Harga Minyak Terus Naik Usai Ancaman Trump ke Ekonomi Iran
Harga minyak mentah dunia naik dalam hari kelima berturut-turut setelah Presiden Amerika Serikat Donald Trump mengumumkan paket langkah yang ditujukan untuk menghancurkan perekonomian Iran.
Harga minyak Brent naik 0,4% menjadi US$ 92,01 per barel pada pukul 09.42 waktu Singapura. Sementara itu harga minyak West Texas Intermediate (WTI) naik 0,3% menjadi US$ 86,07 per barel.
Harga minyak mentah telah melonjak tajam tahun ini setelah pecahnya perang antara Washington dan Teheran di Timur Tengah. Kedua saat ini masih terlibat konfrontasi terkait Selat Hormuz.
Dorongan terbaru pemerintahan AS untuk mengalahkan Iran, yang telah disampaikan oleh Menteri Keuangan Scott Bessent pada pekan lalu berisiko meningkatkan ketegangan dengan negara-negara pembeli minyak mentah Iran, termasuk pasar utamanya, Cina.
Cina merupakan ekonomi terbesar di Asia sekaligus importir utama minyak Iran, meskipun data bea cukai resmi menunjukkan tidak ada aliran minyak dari Iran sejak 2022.
Sebagian besar minyak tersebut dibeli oleh kilang swasta, yang dikenal sebagai teapot. Istilah ini merujuk pada tawaran diskon sebagai dampak dari sanksi AS pada putaran sebelumnya.
Hal tersebut disampaikan AS sehari setelah Uni Emirat Arab (UEA) memutus seluruh hubungan ekonomi dengan Teheran usai menuduh Iran meluncurkan rudal ke wilayahnya.
UEA merupakan pusat keuangan dan bisnis utama bagi warga Iran, sehingga langkah tersebut diperkirakan akan semakin meningkatkan isolasi Republik Islam Iran.
“Paket tersebut akan menjadi perang ekonomi dan isolasi dalam skala yang belum pernah terjadi sebelumnya.
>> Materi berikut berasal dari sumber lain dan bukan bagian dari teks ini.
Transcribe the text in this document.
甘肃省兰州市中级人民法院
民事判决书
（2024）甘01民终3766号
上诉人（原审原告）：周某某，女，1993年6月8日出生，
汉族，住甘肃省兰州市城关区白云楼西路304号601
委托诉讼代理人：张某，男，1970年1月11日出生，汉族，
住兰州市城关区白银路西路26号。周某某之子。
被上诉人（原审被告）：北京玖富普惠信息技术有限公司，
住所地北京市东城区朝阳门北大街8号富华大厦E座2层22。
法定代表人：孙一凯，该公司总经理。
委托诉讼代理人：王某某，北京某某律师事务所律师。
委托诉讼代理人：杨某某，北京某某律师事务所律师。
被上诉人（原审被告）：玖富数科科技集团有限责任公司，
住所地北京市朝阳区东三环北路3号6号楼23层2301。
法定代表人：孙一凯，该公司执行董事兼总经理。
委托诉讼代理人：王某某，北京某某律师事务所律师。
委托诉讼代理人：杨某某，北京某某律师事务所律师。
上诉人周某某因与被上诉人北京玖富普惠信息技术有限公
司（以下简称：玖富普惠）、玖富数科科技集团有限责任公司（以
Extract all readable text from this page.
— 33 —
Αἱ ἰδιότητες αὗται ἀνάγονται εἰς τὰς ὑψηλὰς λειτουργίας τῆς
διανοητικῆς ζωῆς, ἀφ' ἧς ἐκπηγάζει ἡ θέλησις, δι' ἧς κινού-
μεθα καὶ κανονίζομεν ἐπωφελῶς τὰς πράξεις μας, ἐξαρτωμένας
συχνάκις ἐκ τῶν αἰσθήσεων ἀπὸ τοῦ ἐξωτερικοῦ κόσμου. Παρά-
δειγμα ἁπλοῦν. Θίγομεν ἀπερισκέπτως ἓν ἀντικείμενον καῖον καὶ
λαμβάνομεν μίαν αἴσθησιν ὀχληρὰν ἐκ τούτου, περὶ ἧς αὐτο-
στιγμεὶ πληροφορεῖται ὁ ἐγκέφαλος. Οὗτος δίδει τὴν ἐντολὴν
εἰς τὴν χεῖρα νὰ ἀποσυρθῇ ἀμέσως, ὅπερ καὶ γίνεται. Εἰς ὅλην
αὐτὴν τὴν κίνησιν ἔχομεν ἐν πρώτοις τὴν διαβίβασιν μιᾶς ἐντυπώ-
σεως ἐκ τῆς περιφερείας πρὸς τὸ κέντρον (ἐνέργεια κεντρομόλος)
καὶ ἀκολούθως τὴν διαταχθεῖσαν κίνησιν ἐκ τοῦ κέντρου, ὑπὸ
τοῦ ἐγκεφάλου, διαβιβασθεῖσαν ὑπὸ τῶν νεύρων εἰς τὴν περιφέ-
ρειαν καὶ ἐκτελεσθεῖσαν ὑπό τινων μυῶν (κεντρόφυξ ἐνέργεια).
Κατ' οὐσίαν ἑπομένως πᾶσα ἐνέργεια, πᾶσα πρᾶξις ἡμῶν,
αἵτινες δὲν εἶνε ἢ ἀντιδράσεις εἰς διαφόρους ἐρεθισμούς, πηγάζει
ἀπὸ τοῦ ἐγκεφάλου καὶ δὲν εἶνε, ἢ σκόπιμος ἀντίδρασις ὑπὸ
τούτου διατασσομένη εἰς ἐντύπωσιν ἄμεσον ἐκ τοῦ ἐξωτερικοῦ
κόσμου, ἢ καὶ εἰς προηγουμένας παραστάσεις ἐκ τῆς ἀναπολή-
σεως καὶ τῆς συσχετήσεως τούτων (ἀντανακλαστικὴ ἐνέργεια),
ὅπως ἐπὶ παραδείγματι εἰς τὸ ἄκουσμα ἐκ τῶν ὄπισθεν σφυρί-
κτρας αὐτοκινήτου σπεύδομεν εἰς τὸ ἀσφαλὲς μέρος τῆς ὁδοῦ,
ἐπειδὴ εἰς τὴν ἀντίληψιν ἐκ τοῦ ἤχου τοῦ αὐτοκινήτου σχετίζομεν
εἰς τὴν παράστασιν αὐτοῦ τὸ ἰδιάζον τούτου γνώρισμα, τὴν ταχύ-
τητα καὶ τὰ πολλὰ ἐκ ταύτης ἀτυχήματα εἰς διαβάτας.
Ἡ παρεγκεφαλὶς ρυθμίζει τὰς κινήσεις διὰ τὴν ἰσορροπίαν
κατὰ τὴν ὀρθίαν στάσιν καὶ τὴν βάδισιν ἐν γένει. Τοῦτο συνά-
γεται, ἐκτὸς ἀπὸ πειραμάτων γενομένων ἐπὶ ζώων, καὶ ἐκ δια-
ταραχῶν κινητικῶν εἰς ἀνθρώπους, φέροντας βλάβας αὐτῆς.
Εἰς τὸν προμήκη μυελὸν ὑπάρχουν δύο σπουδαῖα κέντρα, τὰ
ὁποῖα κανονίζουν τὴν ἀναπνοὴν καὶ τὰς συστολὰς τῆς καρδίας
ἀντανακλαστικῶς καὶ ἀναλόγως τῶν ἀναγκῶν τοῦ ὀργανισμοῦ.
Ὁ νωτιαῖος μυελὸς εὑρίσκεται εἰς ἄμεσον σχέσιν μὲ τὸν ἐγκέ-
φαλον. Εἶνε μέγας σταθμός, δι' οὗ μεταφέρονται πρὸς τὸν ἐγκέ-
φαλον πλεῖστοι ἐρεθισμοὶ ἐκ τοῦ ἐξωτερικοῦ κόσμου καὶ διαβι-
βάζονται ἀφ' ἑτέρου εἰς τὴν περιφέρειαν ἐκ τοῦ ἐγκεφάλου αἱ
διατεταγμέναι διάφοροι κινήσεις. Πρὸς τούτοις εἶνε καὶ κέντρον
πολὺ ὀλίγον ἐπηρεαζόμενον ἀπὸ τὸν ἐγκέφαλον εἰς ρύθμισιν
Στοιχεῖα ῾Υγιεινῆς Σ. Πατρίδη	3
Ini akan menjadi D-DAY ekonomi, dan kami membutuhkan seluruh sekutu kami untuk berdiri bersama Amerika Serikat,” kata Trump di media sosialnya, dikutip dari Bloomberg, Kamis (20/8).
Trump menulis bahwa negara mana pun yang mengizinkan lembaga keuangan, perusahaan, bandara, atau entitas pemerintah untuk membantu Iran akan menghadapi konsekuensi ekonomi yang sangat besar, tanpa memberikan rincian lebih lanjut.
Ia mengatakan, aktivitas seperti penyelundupan, transfer uang tunai, rumah penukaran valuta asing, dan pendaftaran kapal perlu dihentikan.
Dalam beberapa pekan terakhir, pemerintahan Trump beralih dari opsi militer terhadap Iran ke strategi tekanan ekonomi yang lebih besar. Tujuan yang tampaknya ingin dicapai adalah mendorong Teheran untuk kembali melakukan perundingan guna mengakhiri perang secara permanen. Mereka ingin memaksa Iran mengakhiri program nuklirnya, serta menghentikan upaya Iran dalam mengendalikan Selat Hormuz.
Saat ini, pasukan AS terus memberlakukan blokade terhadap pelabuhan-pelabuhan Republik Islam Iran. Terdapat indikasi bahwa sebagian minyak mentah dari produsen lain di kawasan Teluk Persia secara diam-diam diangkut keluar melalui Selat Hormuz, meskipun terdapat ancaman terhadap aktivitas pelayaran. Trump mengatakan bahwa banyak minyak masih melewati jalur perairan tersebut.